Amazon entwickelt eigene Werbesoftware und kauft Startup Twitch

Kampf mit Ellenbogen

Amazon plant nach Angaben des „Wall Street Journals“, Googles Werbemonopol im Internet anzugreifen: Das Unternehmen, das auch beim Handel mit digitalen Inhalten wie E-Books, Hörbüchern, Filmen, Musik und Games mit Google konkurriert, entwickelt gerade eine eigene Software für Onlinewerbung. Mit der Übernahme von Twitch und der Eröffnung einer Filiale in Shanghai fordert Amazon weitere Onlinegiganten heraus.

Grundlage der Onlinewerbung sind auf den Nutzer zugeschnittene Inhalte – Google bezieht das Wissen aus dem Surfverhalten und dem Standort der Nutzer, Amazon dürften die Datenschätze über das Kaufverhalten der eigenen Kunden zu Gute kommen.

Bisher bezahlt Amazon Facebook und Google für die vielen Werbeplätze im Internet. Nun will Amazon nicht nur selbst seine eigene Seite mit Bezahlinhalten aus den roten Zahlen hinausführen, sondern auch selbst als Anbieter für Anzeigen auf anderen Websites reüssieren. Google setzt laut WSJ jährlich rund 50 Milliarden US-Dollar mit Onlinewerbung um – Amazon hätte gerne ein großes Stück von diesem Kuchen ab.

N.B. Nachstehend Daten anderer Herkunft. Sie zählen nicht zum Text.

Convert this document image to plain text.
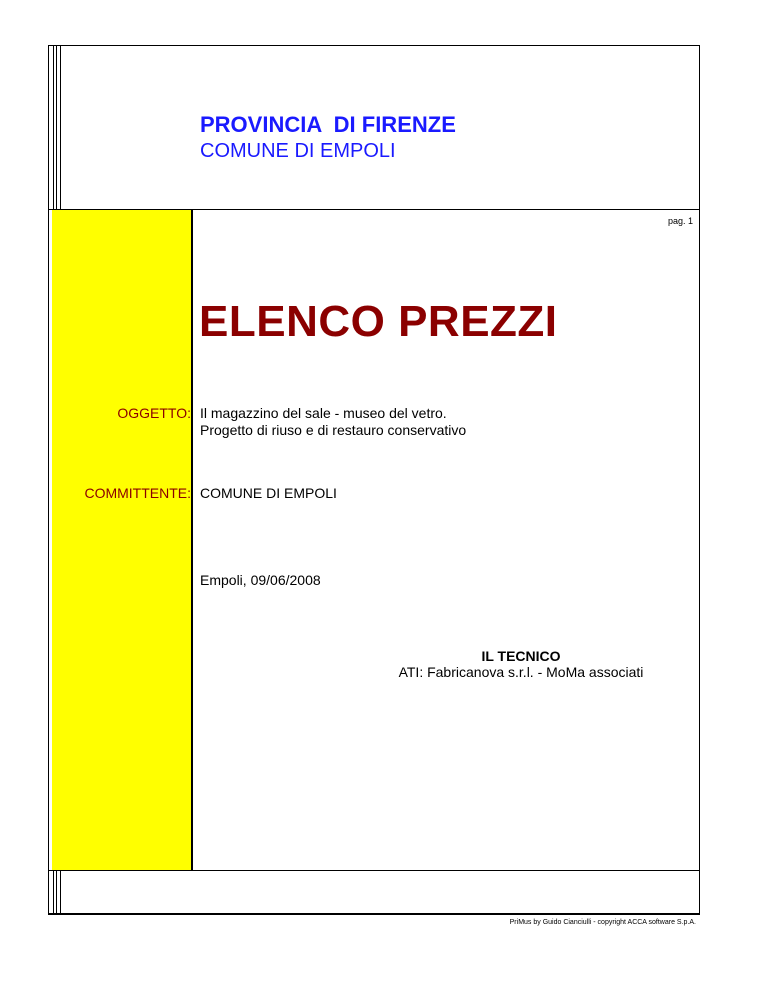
PROVINCIA  DI FIRENZE
COMUNE DI EMPOLI
pag. 1
ELENCO PREZZI
OGGETTO: Il magazzino del sale - museo del vetro.
Progetto di riuso e di restauro conservativo
COMMITTENTE: COMUNE DI EMPOLI
Empoli, 09/06/2008
IL TECNICO
ATI: Fabricanova s.r.l. - MoMa associati
PriMus by Guido Cianciulli - copyright ACCA software S.p.A.
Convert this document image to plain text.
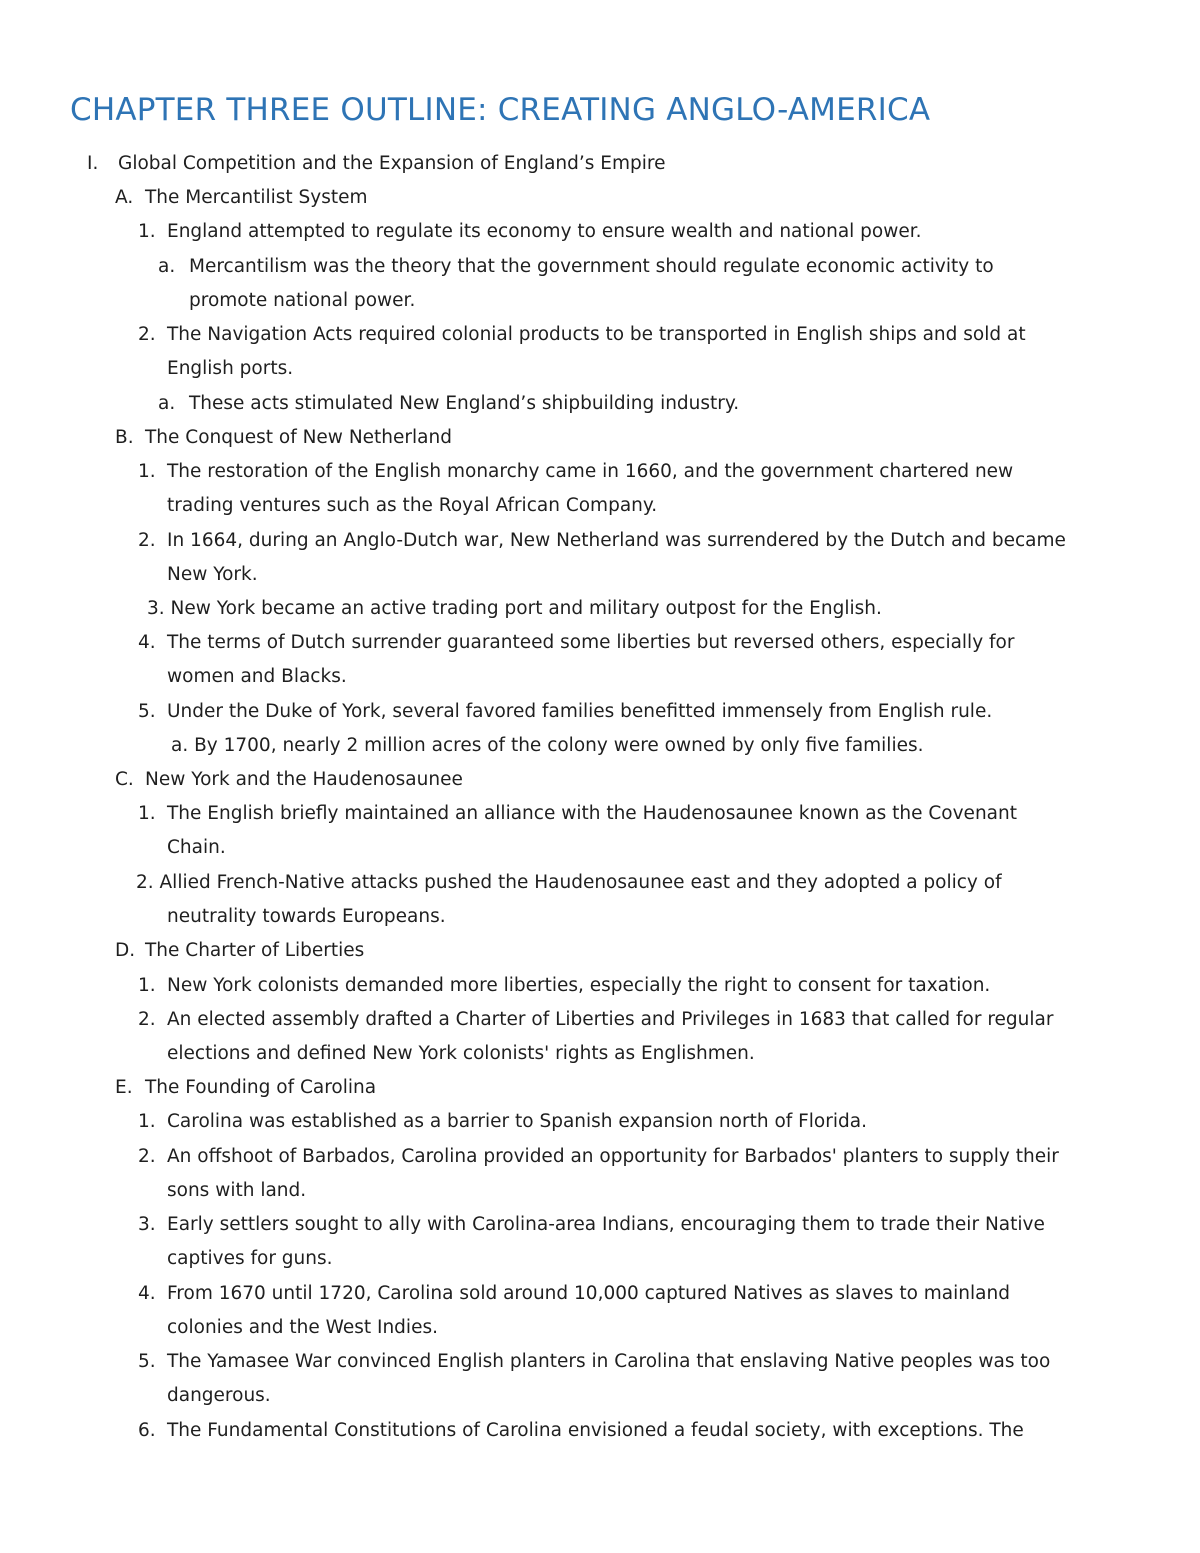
CHAPTER THREE OUTLINE: CREATING ANGLO-AMERICA
I. Global Competition and the Expansion of England’s Empire
A. The Mercantilist System
1. England attempted to regulate its economy to ensure wealth and national power.
a. Mercantilism was the theory that the government should regulate economic activity to
promote national power.
2. The Navigation Acts required colonial products to be transported in English ships and sold at
English ports.
a. These acts stimulated New England’s shipbuilding industry.
B. The Conquest of New Netherland
1. The restoration of the English monarchy came in 1660, and the government chartered new
trading ventures such as the Royal African Company.
2. In 1664, during an Anglo-Dutch war, New Netherland was surrendered by the Dutch and became
New York.
3. New York became an active trading port and military outpost for the English.
4. The terms of Dutch surrender guaranteed some liberties but reversed others, especially for
women and Blacks.
5. Under the Duke of York, several favored families benefitted immensely from English rule.
a. By 1700, nearly 2 million acres of the colony were owned by only five families.
C. New York and the Haudenosaunee
1. The English briefly maintained an alliance with the Haudenosaunee known as the Covenant
Chain.
2. Allied French-Native attacks pushed the Haudenosaunee east and they adopted a policy of
neutrality towards Europeans.
D. The Charter of Liberties
1. New York colonists demanded more liberties, especially the right to consent for taxation.
2. An elected assembly drafted a Charter of Liberties and Privileges in 1683 that called for regular
elections and defined New York colonists' rights as Englishmen.
E. The Founding of Carolina
1. Carolina was established as a barrier to Spanish expansion north of Florida.
2. An offshoot of Barbados, Carolina provided an opportunity for Barbados' planters to supply their
sons with land.
3. Early settlers sought to ally with Carolina-area Indians, encouraging them to trade their Native
captives for guns.
4. From 1670 until 1720, Carolina sold around 10,000 captured Natives as slaves to mainland
colonies and the West Indies.
5. The Yamasee War convinced English planters in Carolina that enslaving Native peoples was too
dangerous.
6. The Fundamental Constitutions of Carolina envisioned a feudal society, with exceptions. The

Im Bereich Cloud-Technik macht Amazon längst Unternehmen wie Google und Microsoft Konkurrenz, doch wie dem letzten Geschäftsbericht zu entnehmen ist, macht der Preiskampf allen Beteiligten schwer zu schaffen.

Nicht nur bei der Logistik (siehe Artikel „Die Kosten der anderen“) versucht das Unternehmen mit Sitz in Seattle Kosten wo möglich zu drücken oder auf Geschäftspartner abzuwälzen. Systematisch werden neue Märkte erschlossen: So hat sich Amazon mit einem eigenen Smartphone in den Ring mit Google gewagt und baut Streaming-Dienste aus.

Riesenkonkurrent Alibaba ist bereit zum Ringkampf

In China will sich Amazon außerdem mit Alibaba messen – der milliardenschwere Börsengang des chinesischen Riesen sorgt seit Wochen für Aufregung in der Presse (Artikel im deutschprachigen "Wall Street Journal"), zumal spekuliert wird, ob das Handelsimperium auch in den USA Fuß fassen könnte. Nun trägt Amazon den Kampf ins Reich der Mitte und eröffnet ein Geschäft in der Freihandelszone Shanghai. Dort sollen laut Medienberichten nun auch chinesische Kunden Bücher aus dem Ausland kaufen können. Darüber hinaus soll ein Logistikzentrum entstehen, um Waren chinesischer Unternehmen exportieren zu können.

Rieseninvestion in Spiele-Streaming-Dienst

Amazon hat sich außerdem für 970 Millionen US-Dollar das Startup Twitch gesichert. Der Streamingdienst für Spiele hat laut „Handelsblatt“ rund 55 Millionen aktive Nutzer und rund eine Million Mitglieder, die ihre Spiele-Sessions hochladen. Google soll ebenfalls am Unternehmen interessiert gewesen sein – aber Amazon scheint das bessere Angebot auf den Tisch gelegt zu haben und tätigte die größte Investition in der Firmengeschichte. Der Onlinehändler ist im Spielebereich noch recht schwach aufgestellt, Gleiches gilt für die eigenen Apps.